Item 5.02. Departure of Directors or Certain Officers; Election of Directors; Appointment of Certain Officers; Compensatory Arrangements of Certain
Officers.
Manning & Napier, Inc. (the Company) has announced the formation of an interim Office of the Chief Executive Officer to
be filled by Executive Vice President, Charles Stamey, President, Jeffrey Coons, and Richard Goldberg, Director, effective March 6, 2018. Mr. Goldberg has been appointed as an Officer of the Company and Messrs. Stamey, Coons and Goldberg
have been given the title of
Co-Chief
Executive Officer, along with any titles they currently hold. William Manning, the Companys
co-founder,
Chairman of the
Board, and chief architect of the Companys investment processes who previously held the position of Chief Executive Officer (CEO), stepped down effective March 6, 2018 and will remain as Chairman of the Board.

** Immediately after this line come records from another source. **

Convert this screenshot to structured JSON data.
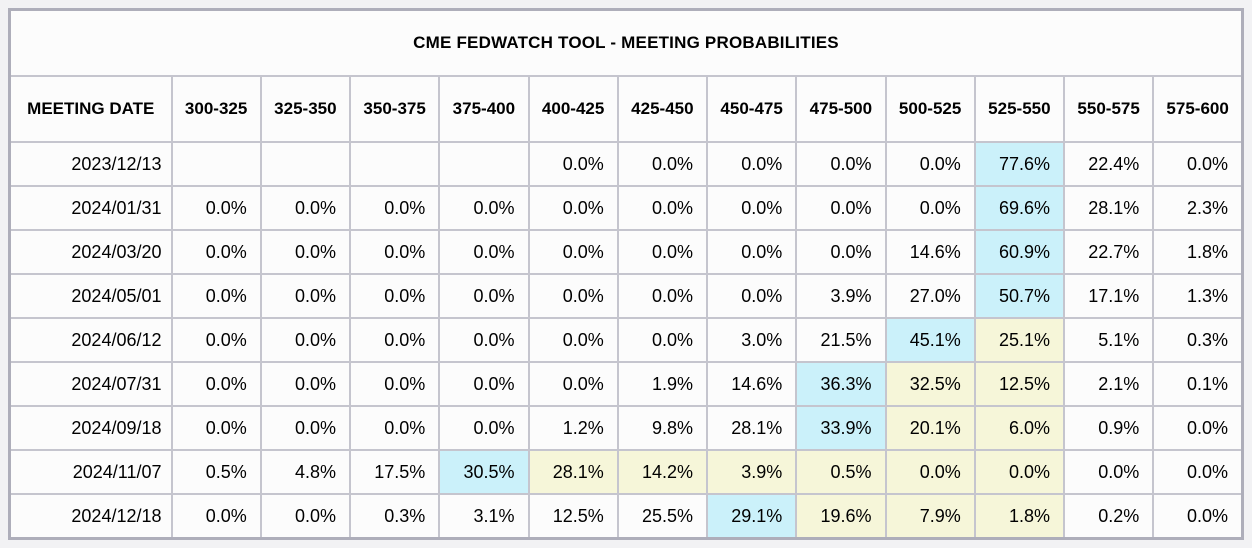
{
  "title": "CME FEDWATCH TOOL - MEETING PROBABILITIES",
  "colors": {
    "highlight_cyan": "#cbf1fa",
    "highlight_yellow": "#f6f6d9"
  },
  "table": {
    "columns": [
      "MEETING DATE",
      "300-325",
      "325-350",
      "350-375",
      "375-400",
      "400-425",
      "425-450",
      "450-475",
      "475-500",
      "500-525",
      "525-550",
      "550-575",
      "575-600"
    ],
    "rows": [
      {
        "date": "2023/12/13",
        "values": [
          "",
          "",
          "",
          "",
          "0.0%",
          "0.0%",
          "0.0%",
          "0.0%",
          "0.0%",
          "77.6%",
          "22.4%",
          "0.0%"
        ],
        "cell_colors": [
          "",
          "",
          "",
          "",
          "",
          "",
          "",
          "",
          "",
          "cyan",
          "",
          ""
        ]
      },
      {
        "date": "2024/01/31",
        "values": [
          "0.0%",
          "0.0%",
          "0.0%",
          "0.0%",
          "0.0%",
          "0.0%",
          "0.0%",
          "0.0%",
          "0.0%",
          "69.6%",
          "28.1%",
          "2.3%"
        ],
        "cell_colors": [
          "",
          "",
          "",
          "",
          "",
          "",
          "",
          "",
          "",
          "cyan",
          "",
          ""
        ]
      },
      {
        "date": "2024/03/20",
        "values": [
          "0.0%",
          "0.0%",
          "0.0%",
          "0.0%",
          "0.0%",
          "0.0%",
          "0.0%",
          "0.0%",
          "14.6%",
          "60.9%",
          "22.7%",
          "1.8%"
        ],
        "cell_colors": [
          "",
          "",
          "",
          "",
          "",
          "",
          "",
          "",
          "",
          "cyan",
          "",
          ""
        ]
      },
      {
        "date": "2024/05/01",
        "values": [
          "0.0%",
          "0.0%",
          "0.0%",
          "0.0%",
          "0.0%",
          "0.0%",
          "0.0%",
          "3.9%",
          "27.0%",
          "50.7%",
          "17.1%",
          "1.3%"
        ],
        "cell_colors": [
          "",
          "",
          "",
          "",
          "",
          "",
          "",
          "",
          "",
          "cyan",
          "",
          ""
        ]
      },
      {
        "date": "2024/06/12",
        "values": [
          "0.0%",
          "0.0%",
          "0.0%",
          "0.0%",
          "0.0%",
          "0.0%",
          "3.0%",
          "21.5%",
          "45.1%",
          "25.1%",
          "5.1%",
          "0.3%"
        ],
        "cell_colors": [
          "",
          "",
          "",
          "",
          "",
          "",
          "",
          "",
          "cyan",
          "yellow",
          "",
          ""
        ]
      },
      {
        "date": "2024/07/31",
        "values": [
          "0.0%",
          "0.0%",
          "0.0%",
          "0.0%",
          "0.0%",
          "1.9%",
          "14.6%",
          "36.3%",
          "32.5%",
          "12.5%",
          "2.1%",
          "0.1%"
        ],
        "cell_colors": [
          "",
          "",
          "",
          "",
          "",
          "",
          "",
          "cyan",
          "yellow",
          "yellow",
          "",
          ""
        ]
      },
      {
        "date": "2024/09/18",
        "values": [
          "0.0%",
          "0.0%",
          "0.0%",
          "0.0%",
          "1.2%",
          "9.8%",
          "28.1%",
          "33.9%",
          "20.1%",
          "6.0%",
          "0.9%",
          "0.0%"
        ],
        "cell_colors": [
          "",
          "",
          "",
          "",
          "",
          "",
          "",
          "cyan",
          "yellow",
          "yellow",
          "",
          ""
        ]
      },
      {
        "date": "2024/11/07",
        "values": [
          "0.5%",
          "4.8%",
          "17.5%",
          "30.5%",
          "28.1%",
          "14.2%",
          "3.9%",
          "0.5%",
          "0.0%",
          "0.0%",
          "0.0%",
          "0.0%"
        ],
        "cell_colors": [
          "",
          "",
          "",
          "cyan",
          "yellow",
          "yellow",
          "yellow",
          "yellow",
          "yellow",
          "yellow",
          "",
          ""
        ]
      },
      {
        "date": "2024/12/18",
        "values": [
          "0.0%",
          "0.0%",
          "0.3%",
          "3.1%",
          "12.5%",
          "25.5%",
          "29.1%",
          "19.6%",
          "7.9%",
          "1.8%",
          "0.2%",
          "0.0%"
        ],
        "cell_colors": [
          "",
          "",
          "",
          "",
          "",
          "",
          "cyan",
          "yellow",
          "yellow",
          "yellow",
          "",
          ""
        ]
      }
    ]
  },
  "chart_data": {
    "type": "table",
    "title": "CME FEDWATCH TOOL - MEETING PROBABILITIES",
    "row_label": "MEETING DATE",
    "categories": [
      "300-325",
      "325-350",
      "350-375",
      "375-400",
      "400-425",
      "425-450",
      "450-475",
      "475-500",
      "500-525",
      "525-550",
      "550-575",
      "575-600"
    ],
    "units": "percent",
    "series": [
      {
        "name": "2023/12/13",
        "values": [
          null,
          null,
          null,
          null,
          0.0,
          0.0,
          0.0,
          0.0,
          0.0,
          77.6,
          22.4,
          0.0
        ]
      },
      {
        "name": "2024/01/31",
        "values": [
          0.0,
          0.0,
          0.0,
          0.0,
          0.0,
          0.0,
          0.0,
          0.0,
          0.0,
          69.6,
          28.1,
          2.3
        ]
      },
      {
        "name": "2024/03/20",
        "values": [
          0.0,
          0.0,
          0.0,
          0.0,
          0.0,
          0.0,
          0.0,
          0.0,
          14.6,
          60.9,
          22.7,
          1.8
        ]
      },
      {
        "name": "2024/05/01",
        "values": [
          0.0,
          0.0,
          0.0,
          0.0,
          0.0,
          0.0,
          0.0,
          3.9,
          27.0,
          50.7,
          17.1,
          1.3
        ]
      },
      {
        "name": "2024/06/12",
        "values": [
          0.0,
          0.0,
          0.0,
          0.0,
          0.0,
          0.0,
          3.0,
          21.5,
          45.1,
          25.1,
          5.1,
          0.3
        ]
      },
      {
        "name": "2024/07/31",
        "values": [
          0.0,
          0.0,
          0.0,
          0.0,
          0.0,
          1.9,
          14.6,
          36.3,
          32.5,
          12.5,
          2.1,
          0.1
        ]
      },
      {
        "name": "2024/09/18",
        "values": [
          0.0,
          0.0,
          0.0,
          0.0,
          1.2,
          9.8,
          28.1,
          33.9,
          20.1,
          6.0,
          0.9,
          0.0
        ]
      },
      {
        "name": "2024/11/07",
        "values": [
          0.5,
          4.8,
          17.5,
          30.5,
          28.1,
          14.2,
          3.9,
          0.5,
          0.0,
          0.0,
          0.0,
          0.0
        ]
      },
      {
        "name": "2024/12/18",
        "values": [
          0.0,
          0.0,
          0.3,
          3.1,
          12.5,
          25.5,
          29.1,
          19.6,
          7.9,
          1.8,
          0.2,
          0.0
        ]
      }
    ]
  }
}
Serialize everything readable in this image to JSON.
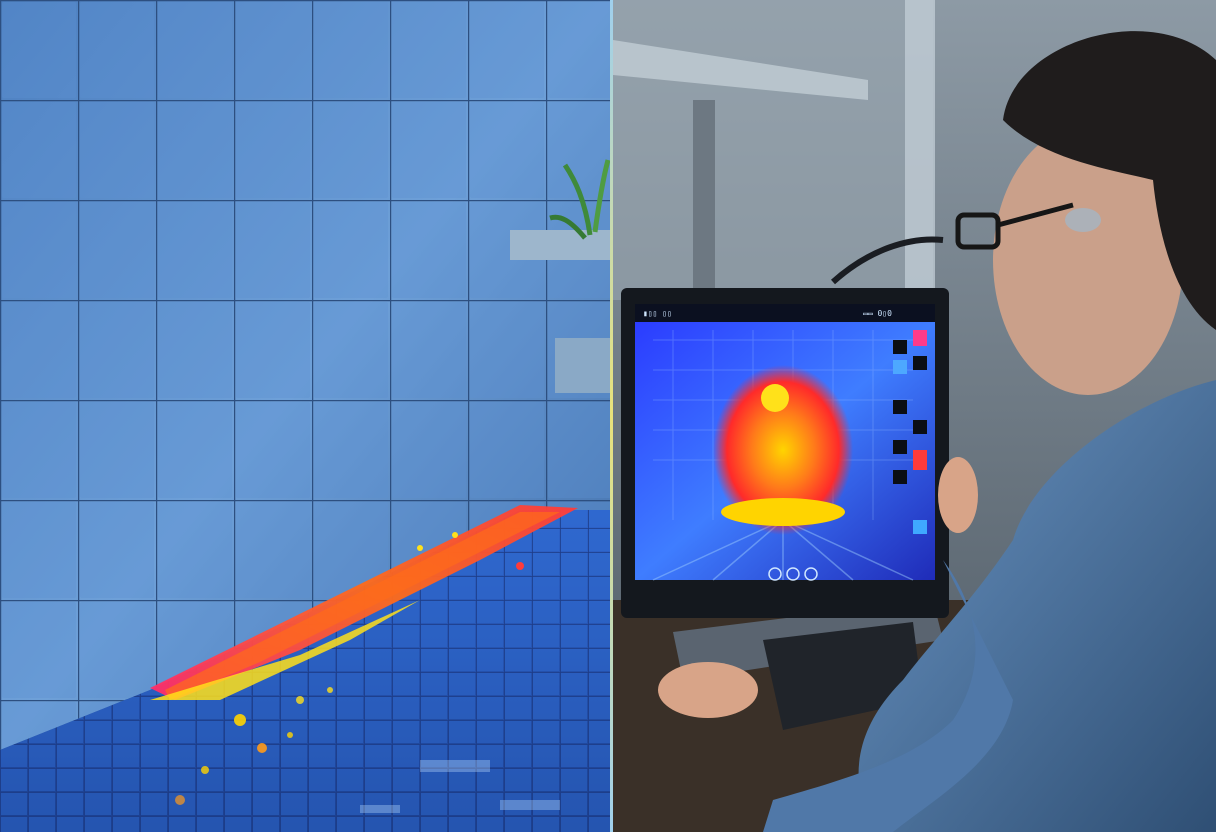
{
  "scene": {
    "layout": "side-by-side-split",
    "left_panel": {
      "subject": "tiled-pool-wall-with-thermal-leak-overlay",
      "overlay_palette": [
        "#ff2a6d",
        "#ff6b1a",
        "#ffe11a"
      ],
      "tile_color": "#5b8fd0"
    },
    "right_panel": {
      "subject": "technician-viewing-thermal-image-on-laptop",
      "screen_palette": [
        "#1e40ff",
        "#3fa9ff",
        "#ff3b2f",
        "#ffd400"
      ],
      "person": "man-with-glasses-in-blue-shirt"
    }
  },
  "screen_ui": {
    "header_left": "▮▯▯ ▯▯",
    "header_right": "▭▭ 0▯0"
  }
}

The Office of the CEO will be responsible for the
day-to-day
management of the
firm and will report to the Board of Directors. The Board is actively pursuing the appointment of a permanent CEO from both internal and external candidates. No timeline has been established for that appointment, and the Office of the CEO will
remain intact until such time as it is no longer needed.
Mr. Stamey has served as the Companys Executive Vice President since the
Companys organization in 2011. In addition, Mr. Stamey has served as the Managing Director of Sales and Distribution of Manning & Napier Advisors, LLC (MNA), an affiliate of the Company, since May 2010 and as a member
of MNAs executive management team since 2000. Mr. Stamey, age 57, received his Bachelors degree from Mount Vernon University in 1981 and an M.B.A. from The Ohio State University in 1985. Mr. Stamey will not receive any
additional compensation in connection with his new position.
Dr. Coons has served as the Companys President since the Companys
organization in 2011. In addition, Dr. Coons has served as the President of MNA since June 2010, as the
Co-Director
of Research from 2002 through March 2015, and as a member of MNAs executive
management team since 1999. In addition, Dr. Coons has been a member of MNAs Senior Research Group since 1989. Dr. Coons, age 54, received his Bachelors degree from the University of Rochester in 1985 and a PH.D from Temple
University in 1996.
In addition to his current compensation, Dr. Coons will be eligible for a bonus of up to $450,000 for the
initial
six-month
period of his service in the Office of Chief Executive Officer.
Mr. Goldberg joined the
Companys Board of Directors in June 2014 and has served as an advisor to MNA since 1998. Mr. Goldberg has had an extensive career as an investment banker focusing on the financial services sector for more than 30 years and most recently
as a Senior Advisor to Needham & Company since 2009. In addition, Mr. Goldberg has served as a faculty and board member of Columbia Universitys School of International and Public Affairs since 2005 and 2009, respectively.
Mr. Goldberg, age 65, received his M.B.A. from University of Pennsylvanias Wharton Business School in 1978. Mr. Goldberg will no longer receive compensation as a member of the Companys Board of Directors and will instead
receive $550,000 cash compensation and $50,000 in Manning & Napier common stock for the initial
six-month
period of his service in the Office of Chief Executive Officer.
Pursuant to an exchange agreement entered into at the time of the Companys initial public offering, the Companys founder, management team and
certain other employees have the opportunity to exchange on an annual basis a portion of their interests in Manning & Napier Group, LLC (Group) for either cash or shares of the Companys Class A common stock. On
March 31, 2017, the direct holders of units of Group exchanged an aggregate of 1,842,711 Class A units of Group for approximately $9.8 million paid to such holders, of which approximately $0.3 million was paid to each of Messrs.
Stamey and Coons. The exchange agreement described herein is filed as an exhibit to our 2011 Annual Report on Form
10-K,
and the foregoing description is qualified by reference thereto.
There are no family relationships between Messrs. Stamey, Coons and Goldberg and any director or executive officer of the Company. There are no arrangements
or understandings between Messrs. Stamey, Coons and Goldberg and any other persons or entities pursuant to which Messrs. Stamey, Coons and Goldberg were appointed to the Office of the CEO.